Besos. Abrazos. Sonrisas. Empanadas de carne molida y Pepsi. De eso ha sido su día.
De pura familia, vida, amor y dulzura.
- ¿Quién dijo que no se podía? - pregunta retadora la de los cachetes adoloridos de que no le cabe la sonrisa.
Hoy, después de mucho tiempo - meses más o menos- Katrina Pepina es plenamente feliz. No le falta nada. No quiere nada. No necesita nada. Ellos lo son todo. Escorbuto y Cachetina, con sus ojos marrón claro, tan parecidos el uno al otro, la miran por la casa loca de felicidad como una vil cabra. Le abrazan, le miman, la regañan también.
Qué importa. Que digan misa. Que Cachetina corra por la casa llena de tierra en el cabello.

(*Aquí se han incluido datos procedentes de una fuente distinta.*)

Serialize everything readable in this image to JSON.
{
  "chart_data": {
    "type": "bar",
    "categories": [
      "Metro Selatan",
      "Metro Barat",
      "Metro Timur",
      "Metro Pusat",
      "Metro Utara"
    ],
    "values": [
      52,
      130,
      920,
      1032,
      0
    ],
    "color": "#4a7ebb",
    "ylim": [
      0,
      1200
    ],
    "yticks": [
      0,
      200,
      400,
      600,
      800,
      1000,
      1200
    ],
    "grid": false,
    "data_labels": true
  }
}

Que Escorbuto reniegue porque le toca amasar y armar las empanadas. Qué le hace, - diría sabiamente abuelita - no pasa nada.
Sus gritos y sus risas llenan las habitaciones, calientan la casa de techos altos y corrientes de aire. Se ahuma la cocina.
El corazón de Katrina Pepina se ahuma también. Unas lagrimitas le asoman por los ojos, - si, también por esto chilla - está tan agradecida.
Ellos son las vitaminas de su vida. Son su jala y empuja. Su levántate que si costea. Pedazos de su propia vida con pies ajenos.
- Qué bendición, qué fortuna. - dice, mientras se receta un strudel de manzana y una taza calientita de cacao con los que ama.